Molte donne, come quelle irachene, sono direttamente confrontate alle conseguenze dei conflitti armati Keystone

La Svizzera è coorganizzatrice di una conferenza internazionale, per cercare un ruolo alle donne per il conseguimento della pace nei paesi in guerra.

L’incontro è promosso, tra gli altri, dalla Fondazione Suzanne Mubarak, la prima istituzione con simili traguardi nel mondo arabo.

Le tre giornate di studio, ospitate dall’Organizzazione internazionale del lavoro, si tengono a Ginevra sotto il motto: «Le donne difendono la pace».

Vi partecipano 350 delegate; molte arrivano da paesi dilaniati da conflitti, altrettante sono in prima fila nel processo di riconciliazione che segue l’armistizio.

Introducento di lavori, Aleya Hammad, la segretaria generale della conferenza, ha rilevato che le donne sono spesso fra le prime vittime nei conflitti, ma poi si ritrovano escluse dall’elaborazione del trattato di pace e dalla responsabilità della ricostruzione.

Per la relatrice sono tre le sfide principali: «La prima sfida è fermare le tratte illegali; il secondo è fermare violenze e sevizie durante i conflitti; la terza è la denuncia, uno strumento da utilizzare quando anche grazie ai media internazionali», afferma a swissinfo Hammad.

Per lei inoltre va inoltre attribuita più importanza ai piani d’azione per rafforzare la pace.

Non c’è pace senza le donne

I lavori sono presieduti da Micheline Calmy-Rey, ministra degli esteri svizzera, e da Suzanne Mubarak, moglie del presidente egiziano e promotrice della fondazione a lei intitolata.

«Sono convinta che le donne, grazie alle esperienze e ai compiti che sono loro propri, apportino delle prospettive sociali e politiche diverse nei processi di pace», ha sostenuto Micheline Calmy-Rey.

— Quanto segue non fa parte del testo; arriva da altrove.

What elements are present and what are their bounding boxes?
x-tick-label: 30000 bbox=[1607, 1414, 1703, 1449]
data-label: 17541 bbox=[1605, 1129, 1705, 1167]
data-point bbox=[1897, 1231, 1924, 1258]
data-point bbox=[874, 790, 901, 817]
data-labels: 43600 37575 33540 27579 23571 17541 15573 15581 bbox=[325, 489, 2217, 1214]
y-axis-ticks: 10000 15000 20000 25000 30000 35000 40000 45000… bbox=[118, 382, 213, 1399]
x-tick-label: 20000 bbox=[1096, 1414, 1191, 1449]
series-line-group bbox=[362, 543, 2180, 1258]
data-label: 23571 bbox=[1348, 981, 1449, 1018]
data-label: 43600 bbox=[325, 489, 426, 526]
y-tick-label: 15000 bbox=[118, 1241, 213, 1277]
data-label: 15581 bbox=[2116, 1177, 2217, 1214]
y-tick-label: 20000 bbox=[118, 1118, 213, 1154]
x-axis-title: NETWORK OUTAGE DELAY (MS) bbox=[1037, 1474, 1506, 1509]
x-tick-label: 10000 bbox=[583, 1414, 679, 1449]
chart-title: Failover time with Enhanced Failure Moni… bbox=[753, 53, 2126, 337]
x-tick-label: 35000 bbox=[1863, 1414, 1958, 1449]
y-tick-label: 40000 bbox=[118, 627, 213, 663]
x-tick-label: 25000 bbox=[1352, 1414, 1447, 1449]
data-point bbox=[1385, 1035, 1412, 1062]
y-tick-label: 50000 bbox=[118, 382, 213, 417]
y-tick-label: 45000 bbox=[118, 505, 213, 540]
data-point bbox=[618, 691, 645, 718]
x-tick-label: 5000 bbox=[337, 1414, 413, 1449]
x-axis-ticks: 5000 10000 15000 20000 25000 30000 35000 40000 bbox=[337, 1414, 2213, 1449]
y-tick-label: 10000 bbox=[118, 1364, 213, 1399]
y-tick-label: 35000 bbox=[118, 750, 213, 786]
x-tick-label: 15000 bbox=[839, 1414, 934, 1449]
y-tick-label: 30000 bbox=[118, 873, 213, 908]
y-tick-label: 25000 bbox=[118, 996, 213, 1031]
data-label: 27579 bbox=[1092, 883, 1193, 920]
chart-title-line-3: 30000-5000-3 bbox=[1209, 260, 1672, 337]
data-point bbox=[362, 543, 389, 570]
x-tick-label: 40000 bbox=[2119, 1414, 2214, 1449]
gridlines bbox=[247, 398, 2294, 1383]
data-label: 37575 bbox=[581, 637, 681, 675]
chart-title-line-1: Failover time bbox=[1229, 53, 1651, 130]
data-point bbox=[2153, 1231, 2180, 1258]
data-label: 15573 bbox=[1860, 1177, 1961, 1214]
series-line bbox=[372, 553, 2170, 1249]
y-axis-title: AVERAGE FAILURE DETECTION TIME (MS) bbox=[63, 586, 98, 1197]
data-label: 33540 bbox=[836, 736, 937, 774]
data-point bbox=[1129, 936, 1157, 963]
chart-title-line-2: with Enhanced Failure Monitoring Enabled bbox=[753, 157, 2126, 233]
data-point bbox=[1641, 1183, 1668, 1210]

«Senza la voce delle donne, non possiamo garantire il successo in maniera duratura», ha aggiunto.

Presenza significativa

Fra le delegate presenti a Ginevra, si trovano delle rappresentanti di organizzazioni femminili, ma anche donne che fanno confluire nei dibattiti la loro esperienza con la guerra. Le delegate sono arrivate dai paesi occidentali, ma anche da paesi come l’Afghanistan e l’Iraq.

Le giornate di riflessione hanno visto inoltre il concorso di personalità di primo piano. Fra queste anche Jody Williams, Premio Nobel per la pace nel 1997 per la sua campagna contro le mine antiuomo; la sua iniziativa a influenzato il Trattato internazionale di Ottawa sul tema.

Inoltre sono presenti Naomi Chazan, ex-deputata alla Knesset israeliana, e Zahira Kamal, ministro per le questioni femminili nell’autorità palestinese.

Tre temi forti


I lavori della conferenza di Ginevra si concentrano su tre tematiche: «Il primo è il commercio illegale, il secondo la violenza inflitta alle donne nei conflitti e il terzo i processi decisionali da cui le donne sono escluse», riassume Aleya Hammad.

Si cerca di definire delle misure per limitare le violenze sulle donne nei conflitti armati. Inoltre si cercano le vie per rafforzare le reti per la promozione della pace.

Sostegno svizzero

Questo incontro ginevrino è il secondo appuntamento promosso dalla fondazione Mubarak. La prima risale a due anni fa e si era svolto a Sharm el Sheik, in Egitto. Già in quell’occasione la diplomazia svizzera aveva assicurato un contributo finanziario.

«Il carattere centrale della conferenza è il suo approccio – spiega Blaise Godet, ambasciatore svizzero presso la sede di Ginevra dell’ONU – le donne posso introdurre delle nuove prospettive nei processi di negoziazione e contribuire in maniera importante ai processi di pace e di riconciliazione».